Salah satu rukun haji dan umrah adalah melaksanakan Sa'i atau berlari-lari kecil di antara bukit Shafa dan Marwah. Sebagai rangkaian wajib, jemaah perlu mengetahui hikmah sa'i dalam haji dan umrah agar ibadah dilaksanakan dengan sungguh-sungguh.
Sa’i mengandung banyak hikmah dan sejarah didalamnya. Saat itu, Nabi Ibrahim atas perintah Allah meninggalkan istrinya Siti Hajar dan putranya di tengah gurun. Dalam kondisi tanpa perbekalan makanan dan air, Siti Hajar berlari-lari antara bukit Shafa dan Marwah berusaha memperoleh air untuk putranya.
Dengan sikap tawakkal, Siti Hajar terus berusaha untuk menemukan air. Sampai pada akhirnya atas izin Allah, air memancar diantara kedua kaki Ismail yang dihentak-hentakkan karena menangis kehausan.
Berikut hikmah yang dapat kita ambil dari Sai diantaranya:
Hikmah yang terdapat di dalam sejarah sa'i adalah keteladanan Siti Hajar. Kisahnya menunjukkan contoh nyata dari keteguhan hati, kesabaran, serta usaha yang tak mengenal lelah.
Istri Nabi Ibrahim itu juga menunjukkan sikap tawakkal atau berserah diri kepada Allah. Hal ini lain daripada pasrah tanpa usaha, beliau berikhtiar dengan sepenuh tenaga.
Allah juga memerintahkan kepada kita untuk bertawakkal kepada-Nya. Karena dengan bertawakkal, Allah akan mencukupkan apapun yang kita butuhkan. Seperti di dalam Q.S At-Thalaq ayat: 3…وَمَنْ يَّتَوَكَّلْ عَلَى اللّٰهِ فَهُوَ حَسْبُهٗۗ
Artinya: “Siapa yang bertawakal kepada Allah, niscaya Allah akan mencukupkan (keperluan)-nya.”

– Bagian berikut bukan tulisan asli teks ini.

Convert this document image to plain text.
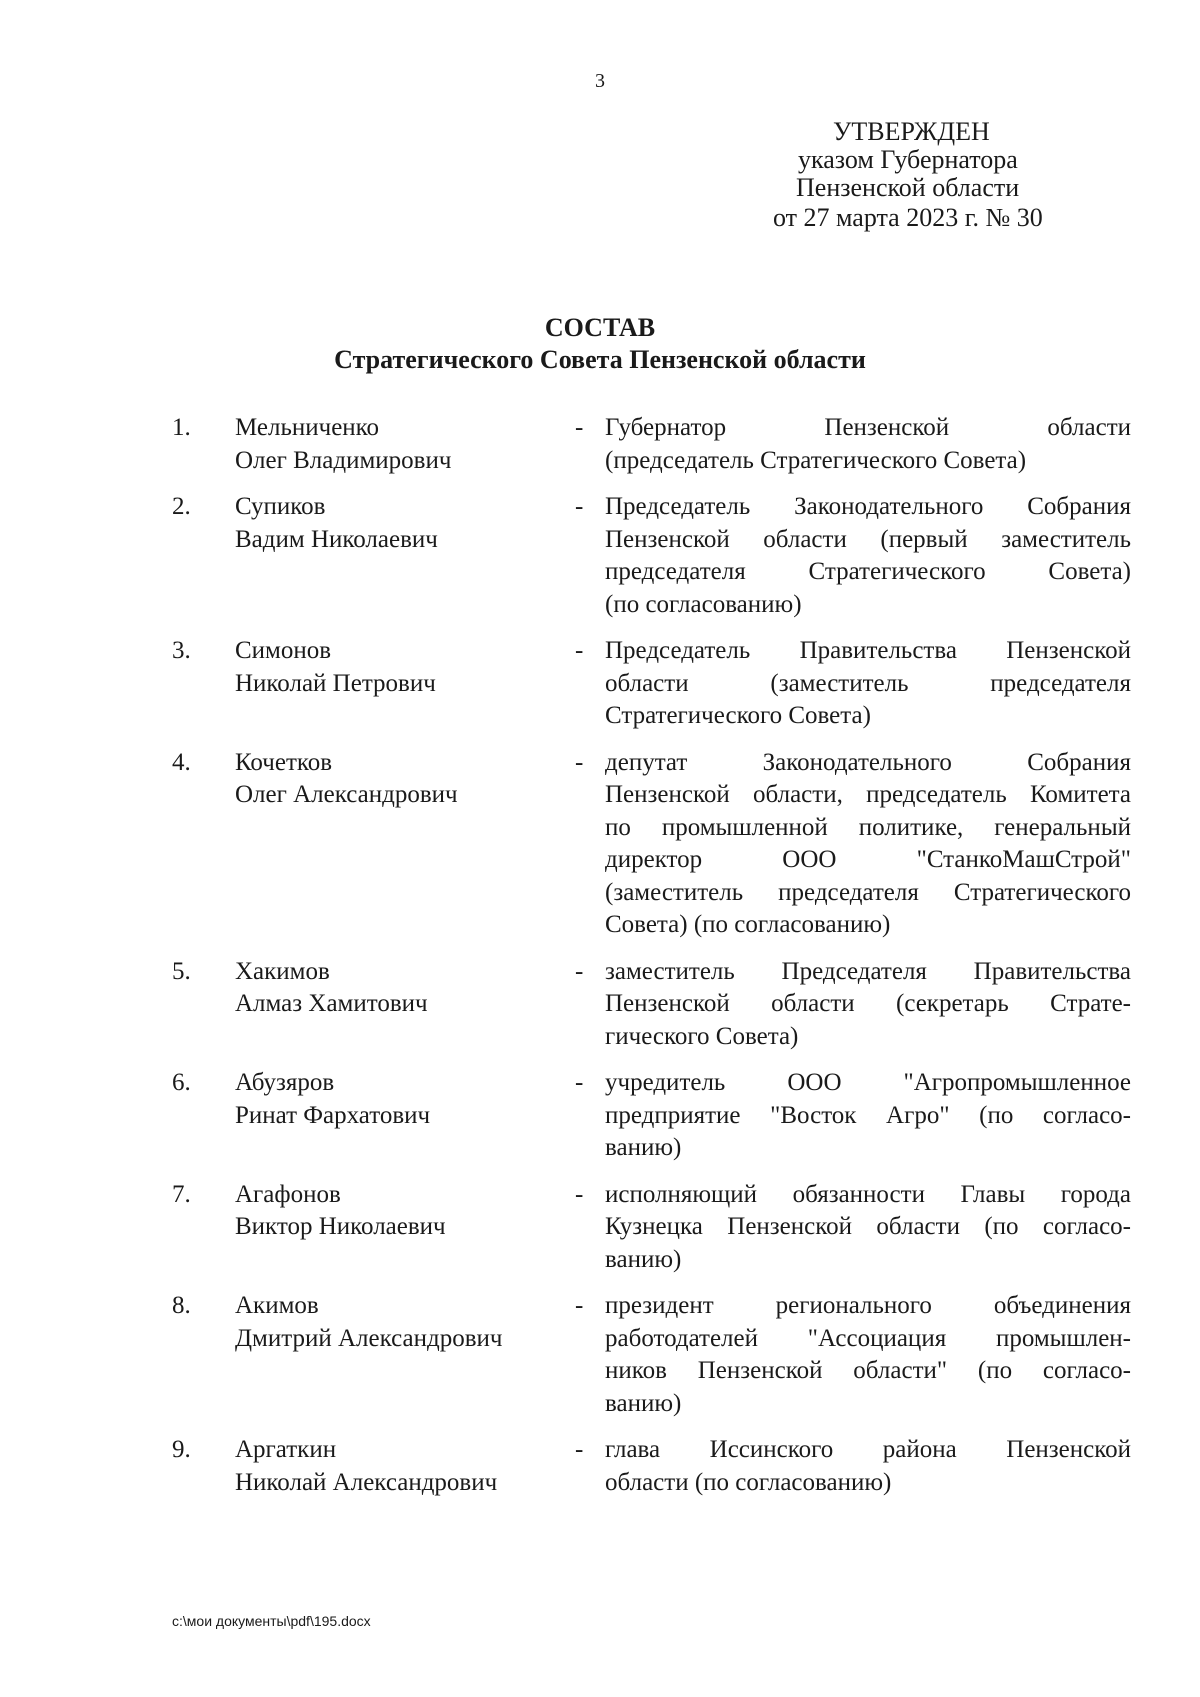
3
УТВЕРЖДЕН
указом Губернатора
Пензенской области
от 27 марта 2023 г. № 30
СОСТАВ
Стратегического Совета Пензенской области
1. Мельниченко
Олег Владимирович
- Губернатор Пензенской области
(председатель Стратегического Совета)
2. Супиков
Вадим Николаевич
- Председатель Законодательного Собрания
Пензенской области (первый заместитель
председателя Стратегического Совета)
(по согласованию)
3. Симонов
Николай Петрович
- Председатель Правительства Пензенской
области (заместитель председателя
Стратегического Совета)
4. Кочетков
Олег Александрович
- депутат Законодательного Собрания
Пензенской области, председатель Комитета
по промышленной политике, генеральный
директор ООО "СтанкоМашСтрой"
(заместитель председателя Стратегического
Совета) (по согласованию)
5. Хакимов
Алмаз Хамитович
- заместитель Председателя Правительства
Пензенской области (секретарь Страте-
гического Совета)
6. Абузяров
Ринат Фархатович
- учредитель ООО "Агропромышленное
предприятие "Восток Агро" (по согласо-
ванию)
7. Агафонов
Виктор Николаевич
- исполняющий обязанности Главы города
Кузнецка Пензенской области (по согласо-
ванию)
8. Акимов
Дмитрий Александрович
- президент регионального объединения
работодателей "Ассоциация промышлен-
ников Пензенской области" (по согласо-
ванию)
9. Аргаткин
Николай Александрович
- глава Иссинского района Пензенской
области (по согласованию)
c:\мои документы\pdf\195.docx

Sa'i menjadi simbol perjuangan, sebab tak mudah berlari-lari kecil antara Shafa dan Marwah sebanyak 7 kali. Terlebih dengan orang yang memiliki keterbatasan fisik ataupun lanjut usia.
Namun dengan niat dan kerelaan akan perjuangan, jamaah tetap melaksanakan sa’i untuk menyempurnakan ibadah haji atau umrahnya.
Seluruh jamaah, tak mengenal suku bangsa, ras, dan juga kelas sosial, tetap harus melaksanakan sa'i dengan semestinya.
Semuanya sama, tak ada pengistimewaan sama sekali. Hal ini menunjukkan bahwa seluruh manusia sama di mata Allah, yang membedakan hanya iman dan ketaqwaannya.
Sa'i menggambarkan perjalan hidup yang penuh dengan usaha, harapan, dan pencarian. Antara Shafa dan Marwah, Siti Hajar mencari ‘air’ yang diibaratkan dalam kehidupan sebagai rahmat, rezeki, atau jalan keluar dari setiap kesulitan.
Sa'i bukanlah sekadar berlari-lari kecil antara Shafa dan Marwah. Akan tetapi juga menyimpan hikmah yang begitu besar yang dapat kita refleksikan di kehidupan sehari, seperti: ikhtiar, tawakkal, dan perjuangan dalam hidup.